When is the tax return due for freelancers?

If you're self-lodging, 31 October. If you're using a registered tax agent, you generally get until 31 March of the following year, but you need to be registered with the agent before the October deadline. Check with your accountant.

Do I need an accountant?

Not strictly. If your freelance situation is simple (sole trader, domestic clients, no complex investments), you can lodge your own return through myTax. But if your income is above $100,000, you have a mix of PAYG and freelance income, or you're claiming significant deductions, an accountant will almost certainly save you more than they cost. See our complete deductions guide for what you can claim yourself.

What if I can't afford to pay my tax bill?

Call the ATO before the due date. They offer payment plans and are generally reasonable with small businesses who communicate early. The worst thing you can do is ignore it.
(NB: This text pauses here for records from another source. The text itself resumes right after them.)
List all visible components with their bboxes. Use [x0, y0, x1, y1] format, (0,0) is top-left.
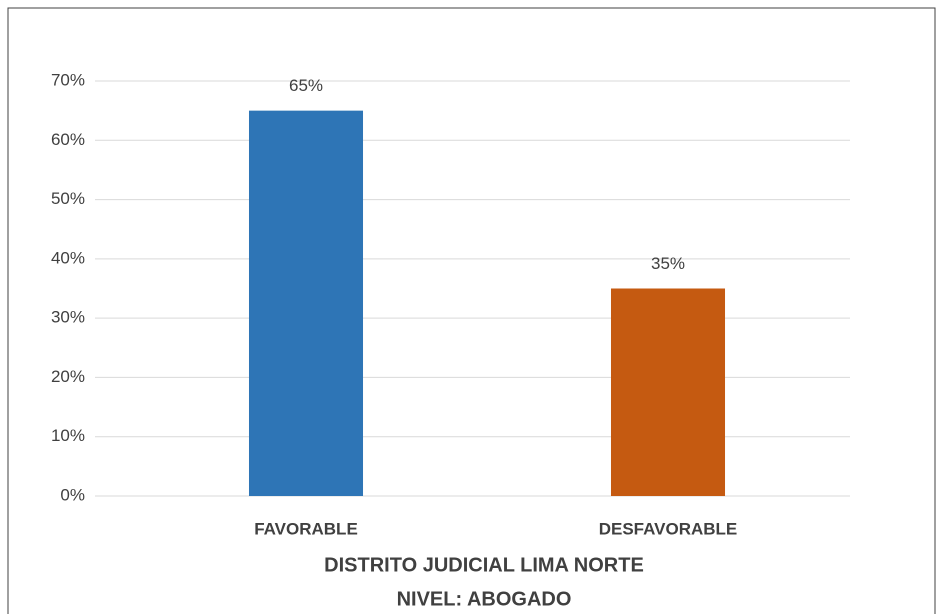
y-tick-label: 30%: [51, 308, 85, 327]
y-tick-label: 40%: [51, 248, 85, 267]
chart-frame: [7, 7, 936, 614]
x-axis-title: NIVEL: ABOGADO: [397, 588, 572, 610]
x-axis-title: DISTRITO JUDICIAL LIMA NORTE: [324, 554, 644, 576]
y-tick-label: 60%: [51, 130, 85, 149]
y-tick-label: 50%: [51, 189, 85, 208]
bar: [248, 110, 364, 497]
y-tick-label: 70%: [51, 70, 85, 89]
x-tick-label: DESFAVORABLE: [599, 519, 738, 538]
x-tick-label: FAVORABLE: [254, 519, 358, 538]
data-label: 35%: [651, 254, 685, 273]
bar: [610, 288, 726, 496]
y-tick-label: 10%: [51, 426, 85, 445]
y-tick-label: 0%: [60, 485, 85, 504]
y-tick-label: 20%: [51, 367, 85, 386]
data-label: 65%: [289, 76, 323, 95]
The General Interest Charge (about 11%) applies to late payments, and Failure to Lodge penalties stack up every 28 days.

I didn't make any super contributions this year. Is it too late?

Not if it's before late June. Even a small contribution saves tax. A $5,000 contribution at a 32% marginal rate saves you $850 this financial year. And if you miss this year, the unused cap space carries forward for five years, so you can catch up later.
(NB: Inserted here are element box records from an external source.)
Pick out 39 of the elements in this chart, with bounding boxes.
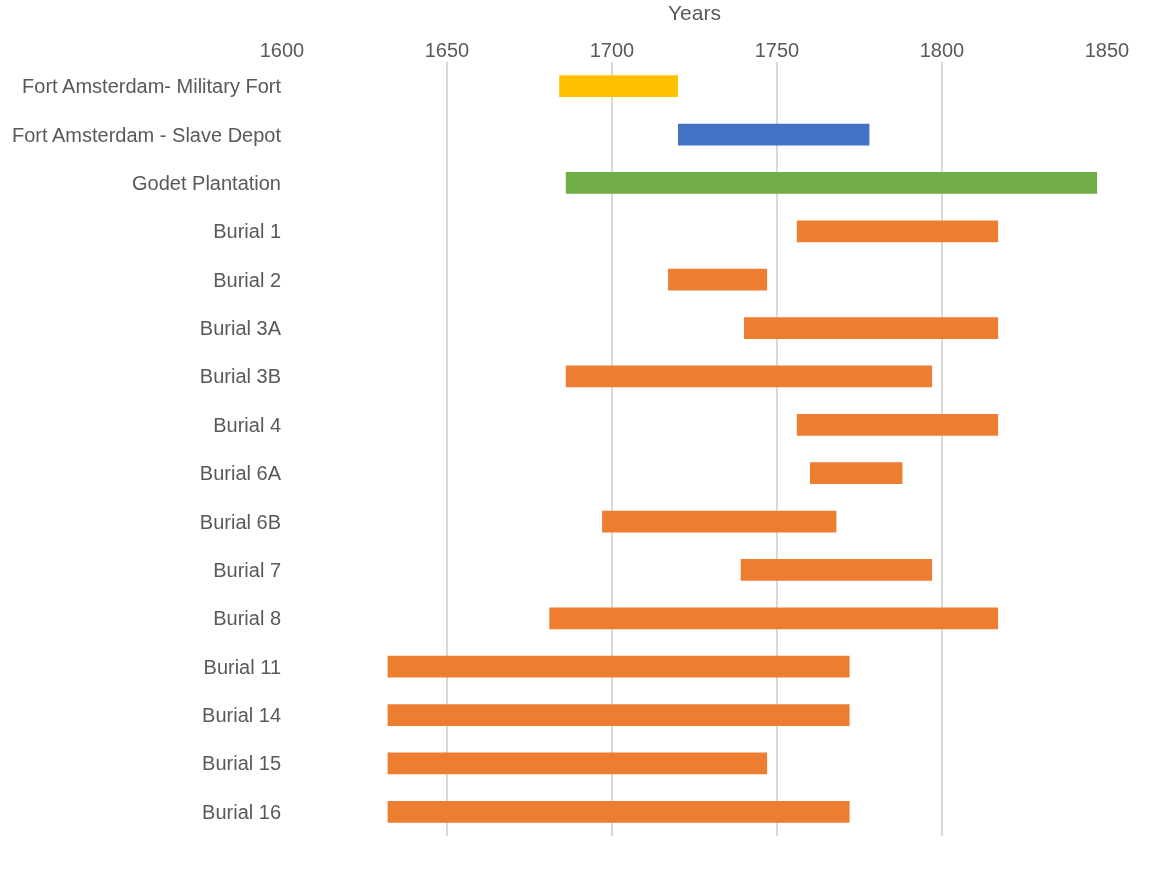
bar [387, 704, 850, 726]
y-tick-label: Burial 1 [213, 220, 281, 243]
x-tick-label: 1750 [754, 39, 800, 61]
x-axis-title: Years [668, 1, 721, 25]
bar [668, 268, 768, 291]
bar [387, 752, 768, 775]
bar [796, 413, 999, 436]
y-tick-label: Burial 6A [199, 462, 282, 485]
bar [387, 655, 850, 678]
y-tick-label: Burial 11 [203, 655, 281, 678]
bar [565, 172, 1098, 194]
x-tick-label: 1700 [589, 39, 635, 61]
x-tick-label: 1850 [1084, 39, 1130, 61]
bar [387, 800, 850, 823]
y-tick-label: Burial 14 [202, 704, 281, 727]
y-tick-label: Burial 3A [199, 317, 282, 340]
bar [549, 607, 999, 630]
y-tick-label: Burial 7 [213, 558, 281, 581]
y-tick-label: Burial 2 [213, 268, 281, 291]
bar [678, 123, 870, 146]
bar [740, 559, 933, 581]
y-tick-label: Fort Amsterdam - Slave Depot [12, 123, 282, 146]
y-tick-label: Burial 4 [213, 413, 281, 436]
y-tick-label: Burial 3B [199, 365, 281, 388]
y-tick-label: Burial 15 [202, 752, 281, 775]
y-tick-label: Godet Plantation [132, 171, 281, 194]
x-tick-label: 1800 [919, 39, 965, 61]
bar [744, 317, 999, 339]
x-tick-label: 1650 [424, 39, 470, 61]
y-tick-label: Burial 6B [199, 510, 281, 533]
y-tick-label: Fort Amsterdam- Military Fort [22, 75, 282, 98]
y-tick-label: Burial 8 [213, 607, 281, 630]
bar [810, 462, 903, 485]
x-tick-label: 1600 [259, 39, 305, 61]
bar [559, 75, 678, 98]
bar [602, 510, 837, 533]
bar [796, 220, 999, 243]
bar [565, 365, 933, 388]
y-tick-label: Burial 16 [202, 800, 281, 823]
What's the instant asset write-off threshold?

For small businesses (turnover under $10 million), the instant asset write-off allows you to immediately deduct assets costing up to the current threshold in the year they're first used. The threshold has changed frequently in recent years, so check the ATO website for the current figure before making large purchases. Assets above the threshold are depreciated over their effective life.

Can I claim expenses I paid for with personal funds?

Yes, as long as the expense was for business purposes. Keep the receipt and record it as a business expense. The payment method doesn't matter to the ATO. What matters is that it was a genuine business expense with documentation.

I started freelancing partway through the year. What do I do?

Your tax return covers the full financial year regardless of when you started freelancing. Report all income (PAYG employment + freelance) and claim deductions for each. Your PAYG income will have tax already withheld, so your freelance income is what drives any additional tax owed. The 30 June deadline for super and deductions applies from whatever date you started.